Skipper’s deep connections mean that everyone returns his calls. He bumped into MLB commissioner Rob Manfred, who is an old friend, at an event last summer just before DAZN’s American launch. The meeting set the stage for a three-year, $300 million deal for a nightly live show, ChangeUp, giving DAZN subscribers live look-ins on the best MLB action—essentially NFL RedZone for baseball.

“I have a history of good partnerships and there is a level of trust,” says Skipper. “There is a reason no one has ever suggested I was tricky in any of these deals. I intend to do the same thing here.

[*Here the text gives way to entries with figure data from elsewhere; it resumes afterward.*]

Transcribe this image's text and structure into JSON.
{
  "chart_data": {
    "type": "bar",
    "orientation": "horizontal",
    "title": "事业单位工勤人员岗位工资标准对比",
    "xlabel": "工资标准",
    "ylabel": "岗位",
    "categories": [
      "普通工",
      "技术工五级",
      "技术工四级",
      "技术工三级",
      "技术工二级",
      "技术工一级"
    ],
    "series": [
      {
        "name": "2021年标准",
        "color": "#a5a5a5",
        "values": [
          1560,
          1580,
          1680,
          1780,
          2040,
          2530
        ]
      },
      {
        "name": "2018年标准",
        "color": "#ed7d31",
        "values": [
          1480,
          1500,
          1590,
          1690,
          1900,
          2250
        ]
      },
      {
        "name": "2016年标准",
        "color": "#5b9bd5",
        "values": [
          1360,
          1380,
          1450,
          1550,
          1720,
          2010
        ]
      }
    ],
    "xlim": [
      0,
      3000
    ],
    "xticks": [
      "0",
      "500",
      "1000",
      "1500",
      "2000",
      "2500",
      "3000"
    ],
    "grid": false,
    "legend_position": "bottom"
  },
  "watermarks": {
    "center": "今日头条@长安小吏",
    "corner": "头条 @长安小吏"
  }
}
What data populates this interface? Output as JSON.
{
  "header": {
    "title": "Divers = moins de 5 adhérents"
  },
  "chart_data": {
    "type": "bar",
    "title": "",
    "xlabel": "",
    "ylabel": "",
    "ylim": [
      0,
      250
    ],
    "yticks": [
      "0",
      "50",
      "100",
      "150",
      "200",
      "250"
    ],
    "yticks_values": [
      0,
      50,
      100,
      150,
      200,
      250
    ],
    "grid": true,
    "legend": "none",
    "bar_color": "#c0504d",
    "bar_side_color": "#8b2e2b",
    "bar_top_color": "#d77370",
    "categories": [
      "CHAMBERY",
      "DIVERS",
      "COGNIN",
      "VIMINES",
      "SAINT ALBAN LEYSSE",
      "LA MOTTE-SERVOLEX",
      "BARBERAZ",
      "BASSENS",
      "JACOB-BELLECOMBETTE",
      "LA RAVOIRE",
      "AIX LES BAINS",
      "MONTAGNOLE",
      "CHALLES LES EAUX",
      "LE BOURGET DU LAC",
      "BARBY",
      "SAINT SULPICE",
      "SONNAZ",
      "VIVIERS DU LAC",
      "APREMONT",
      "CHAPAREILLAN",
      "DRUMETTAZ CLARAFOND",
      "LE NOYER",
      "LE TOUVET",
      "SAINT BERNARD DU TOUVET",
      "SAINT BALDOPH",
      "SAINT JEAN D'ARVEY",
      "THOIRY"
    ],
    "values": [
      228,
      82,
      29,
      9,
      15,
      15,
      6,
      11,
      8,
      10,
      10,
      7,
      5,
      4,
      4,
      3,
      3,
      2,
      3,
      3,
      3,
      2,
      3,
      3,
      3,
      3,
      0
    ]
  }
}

You build on that level of trust.”

For MLB, whose average viewer is 58 years old according to Nielsen, it is a way to reach a younger demographic. For DAZN, Skipper says, “It was a little declaration that we’re here, and we’re going to be around for the next round of media rights bids, but we’re not necessarily waiting. We want to be in business now.”

“There will be the existing partners and possibly tech companies, plus pure-play over-the-top,” says Skipper about the next round of sports rights bids. “You will have at least one pure-play OTT at the table and that will be DAZN.”

As the technology continues to improve, more and more video, including sports, will be watched over the internet. “The pay TV model is the best model for media in the history of the universe,” says Skipper. “Will OTT be better? In some ways, yes. It will be better mostly because of interactivity and the ability to not be constrained by a linear stream.”

DAZN believes it can handle up to 10 million concurrent streams. It hasn’t had an event to test that many but did have more than one million for the Joshua fight in September. There were recently 800,000 concurrent live streams in Italy without any significant issue for a Serie A soccer match, which represented 24% of the Italian broadband infrastructure at the time.

All of which explains why DAZN is among the parties talking to the NFL about the NFL Sunday Ticket, according to sources. Skipper won’t comment on a potential NFL deal but reveals his hand when he talks about the future of sports media rights bids. “There will be the existing partners and possibly tech companies, plus pure-play over-the-top,” he says confidently. “You will have at least one pure-play OTT at the table and that will be DAZN.”